Test poisoned retrieval and poisoned tool metadata as part of CI, evaluated alongside utility
SHOULDWhy it matters
Defenses that block attacks by killing utility are not defenses. Adversarial robustness and task success must be evaluated in the same harness so a regression in either is visible.
How to implement
Inject a small number of crafted documents into a staging retrieval index and a fixture tool registry; run the workflow against benign tasks and against tasks designed to trigger the poisoned content; report attack success rate and task success rate side by side. Block release on regressions in either.
Verify it's done
The release report shows both metrics with thresholds, and a release with degraded utility but improved adversarial robustness is flagged for review rather than auto-approved.

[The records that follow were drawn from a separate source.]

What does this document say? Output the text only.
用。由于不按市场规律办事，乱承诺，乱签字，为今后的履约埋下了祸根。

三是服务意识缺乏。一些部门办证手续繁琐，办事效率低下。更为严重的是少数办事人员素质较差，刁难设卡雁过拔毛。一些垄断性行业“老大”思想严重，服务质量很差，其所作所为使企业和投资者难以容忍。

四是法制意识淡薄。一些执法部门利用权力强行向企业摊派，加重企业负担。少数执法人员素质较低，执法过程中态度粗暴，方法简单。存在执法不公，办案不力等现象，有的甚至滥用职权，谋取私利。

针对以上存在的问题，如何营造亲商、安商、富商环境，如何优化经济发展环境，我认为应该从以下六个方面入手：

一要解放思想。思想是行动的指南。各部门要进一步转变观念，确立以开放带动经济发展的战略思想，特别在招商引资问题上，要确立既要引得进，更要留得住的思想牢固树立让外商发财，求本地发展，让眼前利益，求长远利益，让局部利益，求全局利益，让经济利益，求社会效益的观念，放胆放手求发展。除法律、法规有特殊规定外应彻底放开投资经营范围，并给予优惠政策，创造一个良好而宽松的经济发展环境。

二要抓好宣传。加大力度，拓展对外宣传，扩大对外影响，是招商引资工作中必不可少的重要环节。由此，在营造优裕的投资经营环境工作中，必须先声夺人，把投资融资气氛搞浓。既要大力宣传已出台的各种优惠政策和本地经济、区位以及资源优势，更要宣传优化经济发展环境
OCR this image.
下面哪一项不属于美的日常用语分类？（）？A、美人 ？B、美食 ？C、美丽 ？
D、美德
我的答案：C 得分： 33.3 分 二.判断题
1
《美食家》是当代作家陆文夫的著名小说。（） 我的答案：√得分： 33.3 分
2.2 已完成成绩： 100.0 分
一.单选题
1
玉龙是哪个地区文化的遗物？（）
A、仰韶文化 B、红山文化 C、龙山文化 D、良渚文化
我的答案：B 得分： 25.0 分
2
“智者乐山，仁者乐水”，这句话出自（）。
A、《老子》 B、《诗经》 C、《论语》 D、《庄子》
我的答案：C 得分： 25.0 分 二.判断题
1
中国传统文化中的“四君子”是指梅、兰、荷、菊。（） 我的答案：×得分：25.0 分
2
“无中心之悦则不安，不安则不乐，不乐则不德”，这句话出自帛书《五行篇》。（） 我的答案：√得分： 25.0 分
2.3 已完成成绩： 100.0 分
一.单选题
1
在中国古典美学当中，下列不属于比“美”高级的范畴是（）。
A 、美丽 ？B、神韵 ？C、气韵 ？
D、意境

Run cost-exhaustion and denial-of-wallet tests
NICEWhy it matters
Budget controls are easy to misconfigure and easy to regress. A scheduled adversarial test verifies that hard ceilings actually halt runaway runs in the deployed configuration.
How to implement
Maintain a small set of adversarial inputs designed to induce retry loops, recursive tool calls, or planner/critic ping-pong. Run against staging on a schedule; assert that budgets terminate the run and the alert path fires.
Verify it's done
The most recent scheduled run shows budget-driven termination at the expected step count, and the alert channel received the corresponding notification.
Acceptance criteria
The system is hardened when a security reviewer can read the workflow graph, the tool registry, and the policy ruleset offline and predict what the system will and will not do under attack. Every mutating action in production traces shows a taint-aware policy decision, an independent validator outcome, and (for irreversible classes) a human approval, with all of these events keyed to a replayable run. The CI pipeline fails on regressions in the indirect-prompt-injection suite and in the poisoned-retrieval suite, and reports task utility alongside adversarial robustness on every release. Per-run cost and step budgets terminate runaway executions, and the on-call team has exercised trace replay on a real incident or drill within the last quarter. Per-tool sandboxing depth is covered separately by agent capability control; handoff and contamination concerns in multi-agent topologies are covered by multi-agent prompt-injection defense.